Наконец и совсем перестал он ходить на работы, бросил совершенно и суд, и всякие расправы, засел в комнаты и перестал принимать к себе даже с докладами приказчика.
Временами из соседей завернет к нему, бывало, отставной гусар-поручик, прокуренный насквозь трубочный куряка, или брандер-полковник, мастер и охотник на разговоры обо всем. Но и это стало ему надоедать. Разговоры их начали ему казаться как-то поверхностными; живое, ловкое обращенье, потрепки по колену и прочие развязности начали ему казаться уже чересчур прямыми и открытыми. Он решился с ними раззнакомиться и произвел это даже довольно резко. Именно, когда представитель всех полковников-брандеров, наиприятнейший во всех поверхностных разговорах обо всем, Варвар Николаич Вишнепокромов приехал к нему затем именно, чтобы наговориться вдоволь, коснувшись и политики, и философии, и литературы, и морали, и даже состоянья финансов в Англии, он выслал сказать, что его нет дома, и в то же время имел неосторожность показаться перед окошком. Гость и хозяин встретились взорами. Один, разумеется, проворчал сквозь зубы: «Скотина!», другой послал ему тоже что-то вроде свиньи. Так и кончилось знакомство. С тех пор не заезжал к нему никто. Уединенье полное водворилось в доме. Хозяин залез в халат безвыходно, предавши тело бездействию, а мысль — обдумыванью большого сочиненья о России. Как обдумывалось это сочинение, читатель уже видел. День приходил и уходил, однообразный и бесцветный. Нельзя сказать, однако же, чтобы не было минут, в которые как будто пробуждался он ото сна. Когда привозила почта газеты, новые книги и журналы и попадалось ему в печати знакомое имя прежнего товарища, уже преуспевавшего на видном поприще государственной службы или приносившего посильную дань наукам и образованью всемирному, тайная тихая грусть подступала ему под сердце, и скорбная, безмолвно-грустная, тихая жалоба на бездействие свое прорывалась невольно. Тогда противной и гадкой казалась ему жизнь его. С необыкновенной силой воскресало пред ним школьное минувшее время и представал вдруг, как живой, Александр Петрович… Градом лились из глаз его слезы, и рыданья продолжались почти весь день.
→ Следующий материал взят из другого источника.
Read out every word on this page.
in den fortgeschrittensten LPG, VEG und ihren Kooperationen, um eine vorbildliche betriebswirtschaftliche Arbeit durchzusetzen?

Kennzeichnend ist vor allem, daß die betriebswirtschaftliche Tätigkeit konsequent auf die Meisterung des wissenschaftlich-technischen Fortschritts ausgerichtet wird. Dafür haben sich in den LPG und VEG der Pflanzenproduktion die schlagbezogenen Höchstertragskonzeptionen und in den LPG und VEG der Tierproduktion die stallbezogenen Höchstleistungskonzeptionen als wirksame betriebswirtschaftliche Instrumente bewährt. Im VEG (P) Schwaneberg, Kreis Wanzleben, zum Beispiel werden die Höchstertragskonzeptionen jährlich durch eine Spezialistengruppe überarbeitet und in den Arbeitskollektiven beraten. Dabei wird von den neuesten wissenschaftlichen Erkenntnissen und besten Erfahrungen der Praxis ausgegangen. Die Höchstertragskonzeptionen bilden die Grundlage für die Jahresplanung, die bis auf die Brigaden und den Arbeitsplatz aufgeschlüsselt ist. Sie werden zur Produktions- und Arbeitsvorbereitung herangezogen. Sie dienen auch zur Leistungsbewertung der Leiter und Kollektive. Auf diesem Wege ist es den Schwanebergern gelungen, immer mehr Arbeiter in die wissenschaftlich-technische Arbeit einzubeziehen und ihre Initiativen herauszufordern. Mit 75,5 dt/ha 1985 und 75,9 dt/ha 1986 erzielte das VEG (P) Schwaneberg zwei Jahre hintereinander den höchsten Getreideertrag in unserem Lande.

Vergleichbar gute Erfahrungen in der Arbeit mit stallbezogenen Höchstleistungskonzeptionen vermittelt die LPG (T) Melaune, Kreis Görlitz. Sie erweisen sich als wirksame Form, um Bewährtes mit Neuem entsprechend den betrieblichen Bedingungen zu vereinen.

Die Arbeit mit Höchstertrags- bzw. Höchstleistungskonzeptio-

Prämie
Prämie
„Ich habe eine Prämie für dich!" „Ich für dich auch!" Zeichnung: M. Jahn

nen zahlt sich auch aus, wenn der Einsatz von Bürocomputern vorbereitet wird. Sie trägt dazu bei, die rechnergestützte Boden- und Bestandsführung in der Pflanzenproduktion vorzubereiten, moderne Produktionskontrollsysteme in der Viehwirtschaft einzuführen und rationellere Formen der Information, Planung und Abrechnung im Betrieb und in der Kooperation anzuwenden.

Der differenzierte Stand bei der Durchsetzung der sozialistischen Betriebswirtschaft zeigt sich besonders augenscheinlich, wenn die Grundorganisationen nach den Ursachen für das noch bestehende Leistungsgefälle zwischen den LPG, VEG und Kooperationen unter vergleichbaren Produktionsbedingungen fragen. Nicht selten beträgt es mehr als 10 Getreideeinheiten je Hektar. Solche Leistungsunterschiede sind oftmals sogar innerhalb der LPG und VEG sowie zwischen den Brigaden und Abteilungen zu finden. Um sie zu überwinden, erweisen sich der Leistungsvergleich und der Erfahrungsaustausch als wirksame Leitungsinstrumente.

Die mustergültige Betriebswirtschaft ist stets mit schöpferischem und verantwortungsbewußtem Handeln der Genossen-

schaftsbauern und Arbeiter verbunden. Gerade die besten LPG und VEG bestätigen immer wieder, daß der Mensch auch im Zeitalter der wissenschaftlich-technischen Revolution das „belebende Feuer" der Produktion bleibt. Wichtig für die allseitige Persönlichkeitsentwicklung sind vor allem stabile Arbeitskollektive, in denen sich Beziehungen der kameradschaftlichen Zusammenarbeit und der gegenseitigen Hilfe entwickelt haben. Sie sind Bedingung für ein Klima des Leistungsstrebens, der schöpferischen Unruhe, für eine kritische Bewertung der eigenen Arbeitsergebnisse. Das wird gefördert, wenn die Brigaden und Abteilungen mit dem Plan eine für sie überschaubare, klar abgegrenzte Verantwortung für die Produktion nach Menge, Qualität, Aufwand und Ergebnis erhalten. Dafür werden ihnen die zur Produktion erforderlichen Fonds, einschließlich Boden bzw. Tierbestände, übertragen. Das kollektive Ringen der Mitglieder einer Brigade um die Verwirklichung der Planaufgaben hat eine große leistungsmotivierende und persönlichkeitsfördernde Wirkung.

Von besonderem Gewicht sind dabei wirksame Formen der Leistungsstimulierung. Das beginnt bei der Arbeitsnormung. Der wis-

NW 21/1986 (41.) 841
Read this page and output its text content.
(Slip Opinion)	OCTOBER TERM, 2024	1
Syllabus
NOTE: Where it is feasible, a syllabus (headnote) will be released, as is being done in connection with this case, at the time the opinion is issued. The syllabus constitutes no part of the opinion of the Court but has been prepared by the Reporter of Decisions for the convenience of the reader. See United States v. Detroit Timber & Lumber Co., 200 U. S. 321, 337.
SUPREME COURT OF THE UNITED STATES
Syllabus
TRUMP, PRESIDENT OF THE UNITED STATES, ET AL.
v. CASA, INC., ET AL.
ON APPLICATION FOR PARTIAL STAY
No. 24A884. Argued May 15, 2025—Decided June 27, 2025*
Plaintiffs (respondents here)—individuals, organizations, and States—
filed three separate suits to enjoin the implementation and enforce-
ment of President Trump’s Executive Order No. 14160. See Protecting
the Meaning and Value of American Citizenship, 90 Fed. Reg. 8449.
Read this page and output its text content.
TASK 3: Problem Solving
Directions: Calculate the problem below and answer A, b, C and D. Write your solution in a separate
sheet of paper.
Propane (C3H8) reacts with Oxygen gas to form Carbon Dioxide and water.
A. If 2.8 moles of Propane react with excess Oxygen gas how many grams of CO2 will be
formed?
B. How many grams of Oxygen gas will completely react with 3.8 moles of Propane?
Что значили эти рыданья? Обнаруживала ли ими болеющая душа скорбную тайну своей болезни, что не успел образоваться и окрепнуть начинавший в нем строиться высокий внутренний человек; что, не испытанный измлада в борьбе с неудачами, не достигнул он до высокого состоянья возвышаться и крепнуть от преград и препятствий; что, растопившись, подобно разогретому металлу, богатый запас великих ощущений не принял последней закалки, и теперь, без упругости, бессильна его воля; что слишком для него рано умер необыкновенный наставник и нет теперь никого во всем свете, кто бы был в силах воздвигнуть и поднять шатаемые вечными колебаньями силы и лишенную упругости немощную волю, — кто бы крикнул живым, пробуждающим голосом, — крикнул душе пробуждающее слово: вперед! — которого жаждет повсюду, на всех ступенях стоящий, всех сословий, званий и промыслов, русский человек?
Где же тот, кто бы на родном языке русской души нашей умел бы нам сказать это всемогущее слово вперед? кто, зная все силы, и свойства, и всю глубину нашей природы, одним чародейным мановеньем мог бы устремить на высокую жизнь русского человека? Какими словами, какой любовью заплатил бы ему благодарный русский человек. Но веки проходят за веками; полмиллиона сидней, увальней и байбаков дремлют непробудно, и редко рождается на Руси муж, умеющий произносить его, это всемогущее слово.
Одно обстоятельство чуть было, однако же, не разбудило Тентетникова и чуть было не произвело переворота в его характере. Случилось что-то вроде любви, но и тут дело как-то свелось на ничего. В соседстве, в десяти верстах от его деревни, проживал генерал, отзывавшийся, как мы уже видели, не совсем благосклонно о Тентетникове.